Rising to the Opportunities
The popularity of CoSORT in data warehousing is boosting the
visibility of the company, according to vice president of business
development, David Friedland. "IRI, Inc. (a.k.a., CoSORT) has been
a profitable, privately held company since 1978," says Friedland.
"We've grown to 20 outlets world wide caring for more than a thousand
customers without any external capital. That, plus the fact that
much of the product is silently embedded into other applications,
has limited awareness of the CoSORT brand. Nevertheless, the market
potential for CoSORT is too big not to more thoroughly exploit at
this point. Industry trends and alliances we're continuing to form
will combine to position the company and product line for more rapid
growth over the next 6-18 months."
As to the future of data warehousing IRI's McCaslin predicts trends
toward better tools and industry consolidation. "CoSORT is already
involved in Web logging and reporting warehouses because of the
explosive growth of web traffic and on-line transaction volumes.
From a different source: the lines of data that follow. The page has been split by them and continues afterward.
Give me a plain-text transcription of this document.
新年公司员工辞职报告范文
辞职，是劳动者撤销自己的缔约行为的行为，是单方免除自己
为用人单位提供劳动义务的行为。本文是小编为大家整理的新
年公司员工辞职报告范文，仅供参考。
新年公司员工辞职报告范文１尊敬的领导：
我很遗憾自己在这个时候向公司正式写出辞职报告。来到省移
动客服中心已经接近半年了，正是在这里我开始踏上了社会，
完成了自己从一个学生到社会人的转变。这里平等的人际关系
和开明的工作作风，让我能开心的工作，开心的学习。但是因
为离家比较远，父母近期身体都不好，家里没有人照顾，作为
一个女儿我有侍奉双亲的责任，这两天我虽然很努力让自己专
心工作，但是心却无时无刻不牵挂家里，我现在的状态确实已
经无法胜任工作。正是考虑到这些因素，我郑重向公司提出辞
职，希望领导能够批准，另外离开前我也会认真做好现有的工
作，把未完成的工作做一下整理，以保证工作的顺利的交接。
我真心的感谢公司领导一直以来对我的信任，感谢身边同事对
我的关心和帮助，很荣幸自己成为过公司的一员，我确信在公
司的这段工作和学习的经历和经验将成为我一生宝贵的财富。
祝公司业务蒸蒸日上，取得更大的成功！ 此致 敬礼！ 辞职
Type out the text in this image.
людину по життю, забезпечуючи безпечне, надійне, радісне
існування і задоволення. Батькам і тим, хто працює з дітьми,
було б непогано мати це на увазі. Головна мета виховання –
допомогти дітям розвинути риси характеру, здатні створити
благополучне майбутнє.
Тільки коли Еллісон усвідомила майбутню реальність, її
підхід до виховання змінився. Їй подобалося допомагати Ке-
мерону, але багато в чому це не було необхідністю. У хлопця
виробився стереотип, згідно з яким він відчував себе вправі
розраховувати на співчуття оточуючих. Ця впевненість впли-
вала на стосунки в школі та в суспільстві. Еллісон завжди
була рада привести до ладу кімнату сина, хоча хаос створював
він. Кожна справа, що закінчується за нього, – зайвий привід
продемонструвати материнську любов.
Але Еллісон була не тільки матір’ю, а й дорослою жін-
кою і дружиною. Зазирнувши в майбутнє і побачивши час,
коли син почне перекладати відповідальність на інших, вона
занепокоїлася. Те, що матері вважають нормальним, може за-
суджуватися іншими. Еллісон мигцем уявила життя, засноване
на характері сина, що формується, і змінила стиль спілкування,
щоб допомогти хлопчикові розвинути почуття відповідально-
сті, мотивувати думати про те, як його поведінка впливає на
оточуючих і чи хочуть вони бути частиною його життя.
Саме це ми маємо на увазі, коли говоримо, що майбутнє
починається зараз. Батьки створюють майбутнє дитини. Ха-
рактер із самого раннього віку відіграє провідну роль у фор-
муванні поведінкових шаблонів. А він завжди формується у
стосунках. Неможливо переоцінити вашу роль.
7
So rather than the analysis of legacy archives, I think the growth
in data sources and the need for advanced extraction and transformation
will shift to EDI and more immediate trend/profile analyses."
Whatever the source of ingredients for the data warehouses and
data marts of the future, CoSORT's developers at IRI are likely
to be in the kitchen, cooking up essential tools to whip large volumes
of data into digestible chunks and palatable forms.